On Wed, 2007-08-15 at 07:06 +0530, Merlin Moncure wrote:

You were half right. Inserts in PostgreSQL perform similar to other
databases (or at least, use similar mechanisms). It's the updates
that suffer, because this translates to delete + insert essentially.
Databases that use simple locking strategies can simply update the
record in place.

I think in some databases that use locking, an INSERT can actually block
a SELECT, and vice-versa. So wouldn't that mean PostgreSQL MVCC is
better for INSERT performance?

Regards,
Jeff Davis

#12Scott Marlowe
scott.marlowe@gmail.com
In reply to: Jeff Davis (#11)
Re: MVCC cons

On 8/15/07, Jeff Davis <pgsql@j-davis.com> wrote:

On Wed, 2007-08-15 at 07:06 +0530, Merlin Moncure wrote:

You were half right. Inserts in PostgreSQL perform similar to other
databases (or at least, use similar mechanisms).
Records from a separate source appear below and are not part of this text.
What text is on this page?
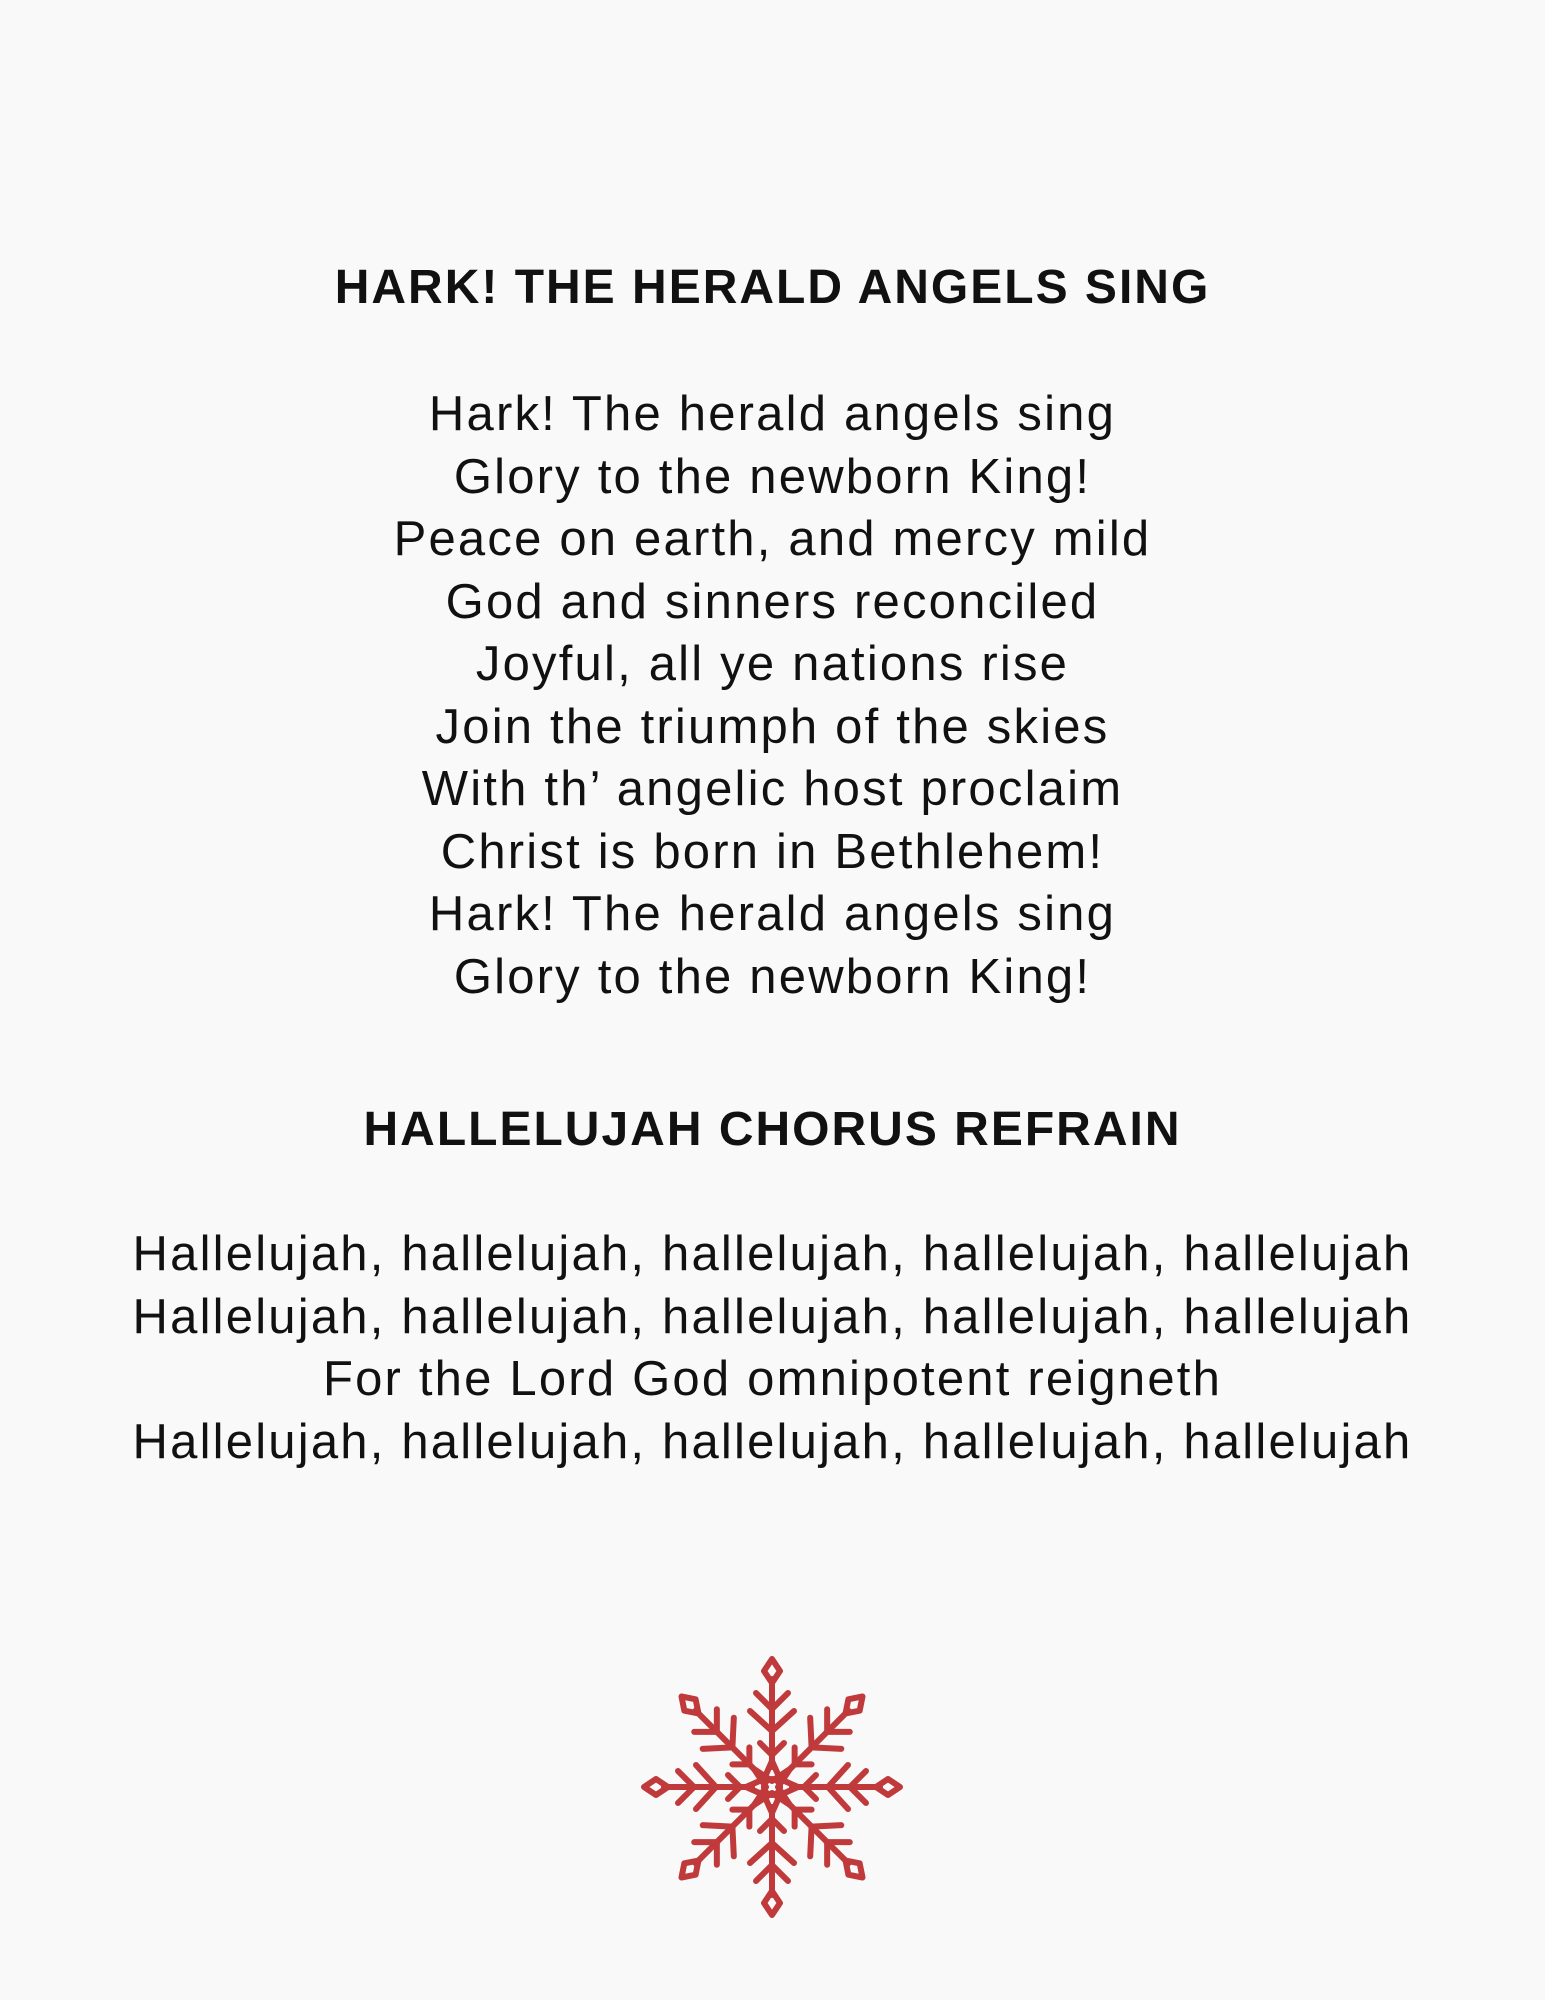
HARK! THE HERALD ANGELS SING
Hark! The herald angels sing
Glory to the newborn King!
Peace on earth, and mercy mild
God and sinners reconciled
Joyful, all ye nations rise
Join the triumph of the skies
With th’ angelic host proclaim
Christ is born in Bethlehem!
Hark! The herald angels sing
Glory to the newborn King!
HALLELUJAH CHORUS REFRAIN
Hallelujah, hallelujah, hallelujah, hallelujah, hallelujah
Hallelujah, hallelujah, hallelujah, hallelujah, hallelujah
For the Lord God omnipotent reigneth
Hallelujah, hallelujah, hallelujah, hallelujah, hallelujah
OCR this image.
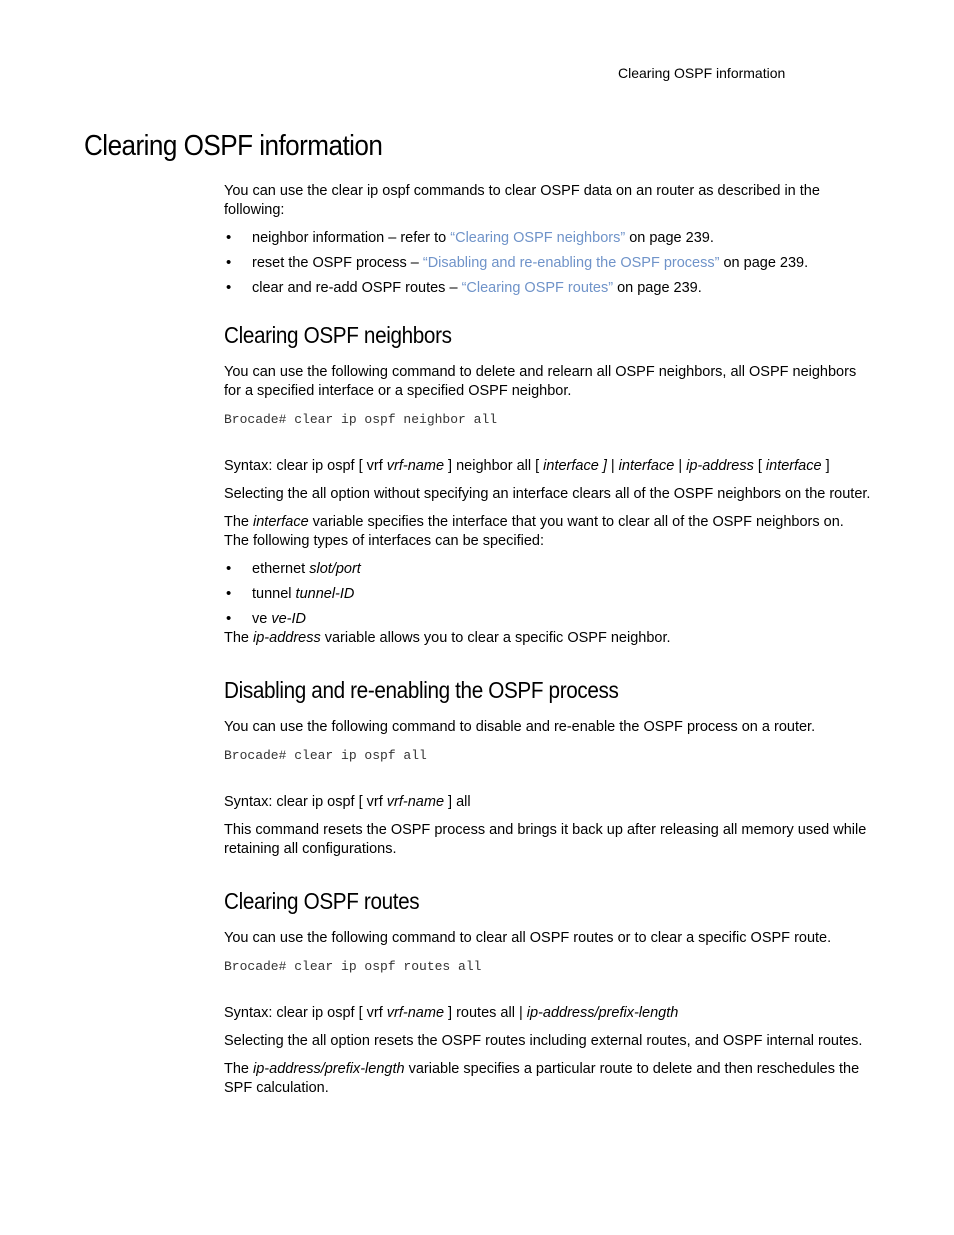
Clearing OSPF information
Clearing OSPF information

You can use the clear ip ospf commands to clear OSPF data on an router as described in the following:

• neighbor information – refer to “Clearing OSPF neighbors” on page 239.
• reset the OSPF process – “Disabling and re-enabling the OSPF process” on page 239.
• clear and re-add OSPF routes – “Clearing OSPF routes” on page 239.
Clearing OSPF neighbors

You can use the following command to delete and relearn all OSPF neighbors, all OSPF neighbors for a specified interface or a specified OSPF neighbor.

Brocade# clear ip ospf neighbor all

Syntax: clear ip ospf [ vrf vrf-name ] neighbor all [ interface ] | interface | ip-address [ interface ]

Selecting the all option without specifying an interface clears all of the OSPF neighbors on the router.

The interface variable specifies the interface that you want to clear all of the OSPF neighbors on. The following types of interfaces can be specified:

• ethernet slot/port
• tunnel tunnel-ID
• ve ve-ID

The ip-address variable allows you to clear a specific OSPF neighbor.

Disabling and re-enabling the OSPF process

You can use the following command to disable and re-enable the OSPF process on a router.

Brocade# clear ip ospf all

Syntax: clear ip ospf [ vrf vrf-name ] all

This command resets the OSPF process and brings it back up after releasing all memory used while retaining all configurations.

Clearing OSPF routes

You can use the following command to clear all OSPF routes or to clear a specific OSPF route.

Brocade# clear ip ospf routes all

Syntax: clear ip ospf [ vrf vrf-name ] routes all | ip-address/prefix-length

Selecting the all option resets the OSPF routes including external routes, and OSPF internal routes.

The ip-address/prefix-length variable specifies a particular route to delete and then reschedules the SPF calculation.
It's the updates
that suffer, because this translates to delete + insert essentially.
Databases that use simple locking strategies can simply update the
record in place.

I think in some databases that use locking, an INSERT can actually block
a SELECT, and vice-versa. So wouldn't that mean PostgreSQL MVCC is
better for INSERT performance?

For certain values of better, yes.

For inserting 10,000,000 rows, it's probably not as fast as some other
databases. But, you can insert those 10,000,000 rows while 100 users
run select statements and none of them will block. So, even if it
takes twice as long as a table locking db, that's still probably ok,
because the readers can keep right on reading.